Policymakers hold interest rates at 16-year high in ‘finely balanced’ decision
Members of the Bank’s Monetary Policy Committee (MPC) voted to hold rates at 5.25% for the seventh consecutive meeting on Thursday.
The Bank of England has kept interest rates unchanged two weeks before the UK holds the General Election, but revealed that the vote was increasingly “finely balanced”.
Members of the Bank’s Monetary Policy Committee (MPC) voted to hold rates at 5.25% for the seventh consecutive meeting on Thursday.
The decision comes a day after official figures showed that the rate of inflation hit the Bank’s 2% target in May for the first time for nearly three years.
“We need to be sure that inflation will stay low and that’s why we’ve decided to hold rates at 5.25% for now.”

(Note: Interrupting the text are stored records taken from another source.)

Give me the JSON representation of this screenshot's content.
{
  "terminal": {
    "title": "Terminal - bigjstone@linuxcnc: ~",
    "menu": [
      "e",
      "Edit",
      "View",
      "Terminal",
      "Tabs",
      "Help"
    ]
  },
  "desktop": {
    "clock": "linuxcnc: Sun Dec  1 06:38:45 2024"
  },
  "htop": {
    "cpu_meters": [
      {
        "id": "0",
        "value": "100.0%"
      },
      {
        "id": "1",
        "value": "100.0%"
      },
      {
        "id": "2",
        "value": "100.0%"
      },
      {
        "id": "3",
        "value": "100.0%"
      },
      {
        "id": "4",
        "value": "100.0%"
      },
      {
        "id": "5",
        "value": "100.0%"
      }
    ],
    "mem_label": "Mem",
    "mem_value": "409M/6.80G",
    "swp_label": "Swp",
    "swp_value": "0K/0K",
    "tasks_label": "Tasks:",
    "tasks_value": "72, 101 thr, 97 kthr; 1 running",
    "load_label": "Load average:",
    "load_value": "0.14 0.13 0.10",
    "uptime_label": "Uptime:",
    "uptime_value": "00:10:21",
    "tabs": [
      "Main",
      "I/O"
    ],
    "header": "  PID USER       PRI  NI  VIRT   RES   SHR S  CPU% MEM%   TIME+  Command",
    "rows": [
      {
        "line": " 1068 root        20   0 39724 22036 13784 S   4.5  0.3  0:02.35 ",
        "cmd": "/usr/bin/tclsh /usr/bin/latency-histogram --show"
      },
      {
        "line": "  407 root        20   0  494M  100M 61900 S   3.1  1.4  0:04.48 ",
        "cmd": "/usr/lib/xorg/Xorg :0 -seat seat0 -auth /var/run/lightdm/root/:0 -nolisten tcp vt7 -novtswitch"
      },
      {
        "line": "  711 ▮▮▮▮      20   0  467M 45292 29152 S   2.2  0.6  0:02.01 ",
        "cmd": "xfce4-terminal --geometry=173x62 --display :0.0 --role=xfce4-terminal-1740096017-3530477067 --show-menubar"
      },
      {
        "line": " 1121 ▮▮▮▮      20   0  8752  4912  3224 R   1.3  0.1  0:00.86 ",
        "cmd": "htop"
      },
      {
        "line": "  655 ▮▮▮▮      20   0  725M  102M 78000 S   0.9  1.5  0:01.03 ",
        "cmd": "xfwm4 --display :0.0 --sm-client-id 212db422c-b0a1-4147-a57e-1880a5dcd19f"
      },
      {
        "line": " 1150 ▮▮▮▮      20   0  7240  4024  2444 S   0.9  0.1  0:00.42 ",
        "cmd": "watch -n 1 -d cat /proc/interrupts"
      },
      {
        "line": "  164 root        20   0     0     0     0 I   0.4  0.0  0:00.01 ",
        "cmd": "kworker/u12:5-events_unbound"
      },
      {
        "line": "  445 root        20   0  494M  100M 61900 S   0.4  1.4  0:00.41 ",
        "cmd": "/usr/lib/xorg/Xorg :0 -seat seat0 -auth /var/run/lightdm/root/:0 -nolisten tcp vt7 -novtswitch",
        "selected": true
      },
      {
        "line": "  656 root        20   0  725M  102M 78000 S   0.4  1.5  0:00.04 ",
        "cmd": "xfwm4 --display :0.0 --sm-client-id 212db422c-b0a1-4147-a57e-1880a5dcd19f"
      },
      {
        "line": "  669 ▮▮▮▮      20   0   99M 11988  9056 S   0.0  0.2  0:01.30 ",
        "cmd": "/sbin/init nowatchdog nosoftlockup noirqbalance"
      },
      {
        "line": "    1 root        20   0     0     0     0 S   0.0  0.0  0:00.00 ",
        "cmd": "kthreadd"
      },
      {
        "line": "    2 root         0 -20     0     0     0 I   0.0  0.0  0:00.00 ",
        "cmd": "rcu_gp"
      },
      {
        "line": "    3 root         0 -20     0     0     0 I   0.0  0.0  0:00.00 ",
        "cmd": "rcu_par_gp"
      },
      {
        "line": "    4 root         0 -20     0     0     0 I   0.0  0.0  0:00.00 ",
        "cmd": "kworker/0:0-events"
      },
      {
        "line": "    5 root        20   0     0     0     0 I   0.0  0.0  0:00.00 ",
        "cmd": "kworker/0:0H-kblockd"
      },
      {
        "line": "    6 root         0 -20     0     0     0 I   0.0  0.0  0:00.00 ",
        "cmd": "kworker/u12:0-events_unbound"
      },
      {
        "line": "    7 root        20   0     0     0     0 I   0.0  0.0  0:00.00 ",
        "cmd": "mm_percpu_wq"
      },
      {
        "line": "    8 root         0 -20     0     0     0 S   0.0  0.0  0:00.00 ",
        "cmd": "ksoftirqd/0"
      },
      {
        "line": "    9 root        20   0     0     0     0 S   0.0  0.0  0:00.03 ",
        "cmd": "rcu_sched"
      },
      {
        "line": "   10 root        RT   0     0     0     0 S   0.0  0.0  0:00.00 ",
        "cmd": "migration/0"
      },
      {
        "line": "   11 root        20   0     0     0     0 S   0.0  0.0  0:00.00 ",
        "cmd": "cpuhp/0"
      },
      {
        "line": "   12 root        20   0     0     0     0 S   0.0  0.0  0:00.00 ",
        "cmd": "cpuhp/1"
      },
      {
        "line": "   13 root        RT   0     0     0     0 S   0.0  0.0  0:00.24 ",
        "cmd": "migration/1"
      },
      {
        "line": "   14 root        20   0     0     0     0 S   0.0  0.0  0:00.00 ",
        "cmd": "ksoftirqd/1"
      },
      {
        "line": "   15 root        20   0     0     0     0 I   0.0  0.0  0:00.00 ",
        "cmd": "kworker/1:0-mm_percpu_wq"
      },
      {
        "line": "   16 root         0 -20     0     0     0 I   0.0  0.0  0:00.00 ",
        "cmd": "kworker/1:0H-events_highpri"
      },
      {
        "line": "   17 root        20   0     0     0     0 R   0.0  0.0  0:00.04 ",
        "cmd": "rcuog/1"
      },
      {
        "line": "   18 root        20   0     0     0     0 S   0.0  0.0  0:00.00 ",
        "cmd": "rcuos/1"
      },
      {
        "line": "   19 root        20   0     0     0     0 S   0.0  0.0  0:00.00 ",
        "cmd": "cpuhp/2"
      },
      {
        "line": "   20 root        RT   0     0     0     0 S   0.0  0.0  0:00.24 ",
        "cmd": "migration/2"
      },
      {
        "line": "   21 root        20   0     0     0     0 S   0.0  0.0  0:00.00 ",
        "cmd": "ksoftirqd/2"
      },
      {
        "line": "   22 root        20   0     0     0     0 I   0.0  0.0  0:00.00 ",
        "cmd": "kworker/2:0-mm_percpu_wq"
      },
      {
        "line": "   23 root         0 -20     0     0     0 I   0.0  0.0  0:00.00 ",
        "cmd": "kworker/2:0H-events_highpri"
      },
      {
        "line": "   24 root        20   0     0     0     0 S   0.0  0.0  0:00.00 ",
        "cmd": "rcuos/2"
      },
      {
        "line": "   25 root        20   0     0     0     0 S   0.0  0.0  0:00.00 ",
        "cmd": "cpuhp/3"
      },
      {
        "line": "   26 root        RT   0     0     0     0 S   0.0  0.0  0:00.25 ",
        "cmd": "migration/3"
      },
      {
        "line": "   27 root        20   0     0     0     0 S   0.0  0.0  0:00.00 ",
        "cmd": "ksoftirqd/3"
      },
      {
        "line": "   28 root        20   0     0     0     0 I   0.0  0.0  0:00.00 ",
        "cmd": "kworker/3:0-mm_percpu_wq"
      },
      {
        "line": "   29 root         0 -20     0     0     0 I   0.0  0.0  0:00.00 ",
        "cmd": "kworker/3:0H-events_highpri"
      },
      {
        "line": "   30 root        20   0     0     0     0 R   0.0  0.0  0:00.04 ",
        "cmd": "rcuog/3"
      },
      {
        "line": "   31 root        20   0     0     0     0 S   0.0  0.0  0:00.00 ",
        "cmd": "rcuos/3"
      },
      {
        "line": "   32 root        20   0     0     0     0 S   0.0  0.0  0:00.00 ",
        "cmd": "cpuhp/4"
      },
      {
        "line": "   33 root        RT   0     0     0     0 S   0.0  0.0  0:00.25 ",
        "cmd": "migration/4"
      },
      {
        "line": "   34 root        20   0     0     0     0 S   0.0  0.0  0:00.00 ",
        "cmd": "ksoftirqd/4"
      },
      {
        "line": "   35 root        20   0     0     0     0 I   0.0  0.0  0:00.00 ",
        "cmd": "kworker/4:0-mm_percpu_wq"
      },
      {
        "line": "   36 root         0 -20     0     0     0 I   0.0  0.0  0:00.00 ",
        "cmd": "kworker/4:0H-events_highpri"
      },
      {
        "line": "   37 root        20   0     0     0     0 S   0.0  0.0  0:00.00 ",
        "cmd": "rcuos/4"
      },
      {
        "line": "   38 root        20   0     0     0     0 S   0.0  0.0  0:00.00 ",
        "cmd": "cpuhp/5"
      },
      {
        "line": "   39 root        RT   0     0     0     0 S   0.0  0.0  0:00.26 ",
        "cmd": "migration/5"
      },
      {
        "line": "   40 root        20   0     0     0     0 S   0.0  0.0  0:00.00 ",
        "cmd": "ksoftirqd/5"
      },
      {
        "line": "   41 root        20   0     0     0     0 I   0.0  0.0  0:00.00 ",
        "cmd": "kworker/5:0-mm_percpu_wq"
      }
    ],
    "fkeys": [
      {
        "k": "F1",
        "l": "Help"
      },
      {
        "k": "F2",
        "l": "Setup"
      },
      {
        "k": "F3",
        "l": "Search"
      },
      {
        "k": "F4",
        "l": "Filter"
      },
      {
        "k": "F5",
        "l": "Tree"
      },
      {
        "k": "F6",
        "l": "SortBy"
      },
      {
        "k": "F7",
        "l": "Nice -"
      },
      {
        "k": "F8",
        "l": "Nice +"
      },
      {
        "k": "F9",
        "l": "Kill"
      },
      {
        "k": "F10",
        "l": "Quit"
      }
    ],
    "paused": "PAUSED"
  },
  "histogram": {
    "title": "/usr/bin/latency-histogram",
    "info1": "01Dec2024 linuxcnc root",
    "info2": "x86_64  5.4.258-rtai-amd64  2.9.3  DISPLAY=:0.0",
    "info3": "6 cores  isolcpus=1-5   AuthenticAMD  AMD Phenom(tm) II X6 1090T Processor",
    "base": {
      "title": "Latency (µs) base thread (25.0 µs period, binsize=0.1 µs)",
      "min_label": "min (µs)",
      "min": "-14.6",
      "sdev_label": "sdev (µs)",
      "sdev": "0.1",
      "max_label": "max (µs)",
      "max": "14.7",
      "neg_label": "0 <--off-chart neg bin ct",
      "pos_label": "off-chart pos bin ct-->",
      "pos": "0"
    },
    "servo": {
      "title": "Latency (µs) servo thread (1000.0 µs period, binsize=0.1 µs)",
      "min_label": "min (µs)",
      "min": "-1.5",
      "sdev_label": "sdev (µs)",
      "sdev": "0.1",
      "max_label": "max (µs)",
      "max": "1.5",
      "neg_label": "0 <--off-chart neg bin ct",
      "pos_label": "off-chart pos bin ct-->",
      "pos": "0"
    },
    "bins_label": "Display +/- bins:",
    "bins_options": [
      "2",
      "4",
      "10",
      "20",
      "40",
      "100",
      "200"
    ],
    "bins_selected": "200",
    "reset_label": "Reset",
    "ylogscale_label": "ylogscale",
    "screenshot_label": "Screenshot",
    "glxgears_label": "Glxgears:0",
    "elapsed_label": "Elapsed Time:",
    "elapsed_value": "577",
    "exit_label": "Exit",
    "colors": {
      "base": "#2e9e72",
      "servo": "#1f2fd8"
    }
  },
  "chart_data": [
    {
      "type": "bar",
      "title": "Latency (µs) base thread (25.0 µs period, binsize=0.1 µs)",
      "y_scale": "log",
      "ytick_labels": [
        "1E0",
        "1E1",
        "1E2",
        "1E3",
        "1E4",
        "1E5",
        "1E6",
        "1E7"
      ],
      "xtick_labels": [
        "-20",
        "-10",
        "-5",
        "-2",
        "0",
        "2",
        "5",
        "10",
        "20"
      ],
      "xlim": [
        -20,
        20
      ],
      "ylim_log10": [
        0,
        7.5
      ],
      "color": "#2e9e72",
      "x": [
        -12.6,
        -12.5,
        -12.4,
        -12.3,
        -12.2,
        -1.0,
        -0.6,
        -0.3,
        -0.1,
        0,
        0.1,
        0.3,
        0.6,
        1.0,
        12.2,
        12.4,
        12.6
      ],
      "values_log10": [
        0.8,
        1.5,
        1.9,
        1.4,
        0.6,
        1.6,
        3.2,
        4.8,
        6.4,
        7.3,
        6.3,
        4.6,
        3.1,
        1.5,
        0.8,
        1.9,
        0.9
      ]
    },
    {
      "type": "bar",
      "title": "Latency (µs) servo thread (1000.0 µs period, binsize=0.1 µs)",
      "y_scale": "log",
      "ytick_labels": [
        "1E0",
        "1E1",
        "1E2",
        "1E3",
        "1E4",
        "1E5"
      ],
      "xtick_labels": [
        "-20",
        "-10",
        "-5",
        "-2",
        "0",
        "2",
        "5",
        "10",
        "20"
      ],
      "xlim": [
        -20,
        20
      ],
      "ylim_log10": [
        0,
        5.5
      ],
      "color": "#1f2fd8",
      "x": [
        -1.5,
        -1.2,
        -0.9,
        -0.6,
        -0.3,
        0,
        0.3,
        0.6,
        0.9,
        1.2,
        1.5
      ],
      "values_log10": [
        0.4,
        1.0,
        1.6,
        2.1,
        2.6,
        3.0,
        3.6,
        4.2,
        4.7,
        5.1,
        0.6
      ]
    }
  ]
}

But members of the nine-person committee were split over the decision with two policymakers, Swati Dhingra and Dave Ramsden, voting again for rates to be reduced this month.
For those members – understood to have included Mr Bailey as well as deputy governor Ben Broadbent – “the policy decision at this meeting was finely balanced”, a summary of the committee meeting read.
They felt services inflation – an important gauge which looks only at service-related categories such as hospitality and culture – was not putting as much pressure on the overall rate.
“You need more than half the committee to vote for lower rates in order to get it,” he said.
Yet the remaining members felt that “more evidence of diminishing inflation persistence was needed” before they could safely cut rates.
Mr Broadbent steps down from the committee at the end of this month and he will be replaced by Clare Lombardelli, who will help decide interest rates at the next meeting in August.
Nevertheless, with polls suggesting Sir Keir Starmer is on course to lead Labour to victory on July 4, an August rate cut could provide him with an economic morale boost early in his premiership.
But Tories will be left questioning why Rishi Sunak called a summer election, when he could have benefited from interest cuts being reduced later on in the year.
Most Westminster-watchers expected Mr Sunak to wait for the autumn to call the election.
James Smith, developed markets economist for ING, reiterated beliefs that the Bank was “getting closer to the point of cutting rates”.
“Assuming the next inflation report in mid-July doesn’t contain any nasty surprises, we still think the Bank will vote for a rate cut in August,” he said.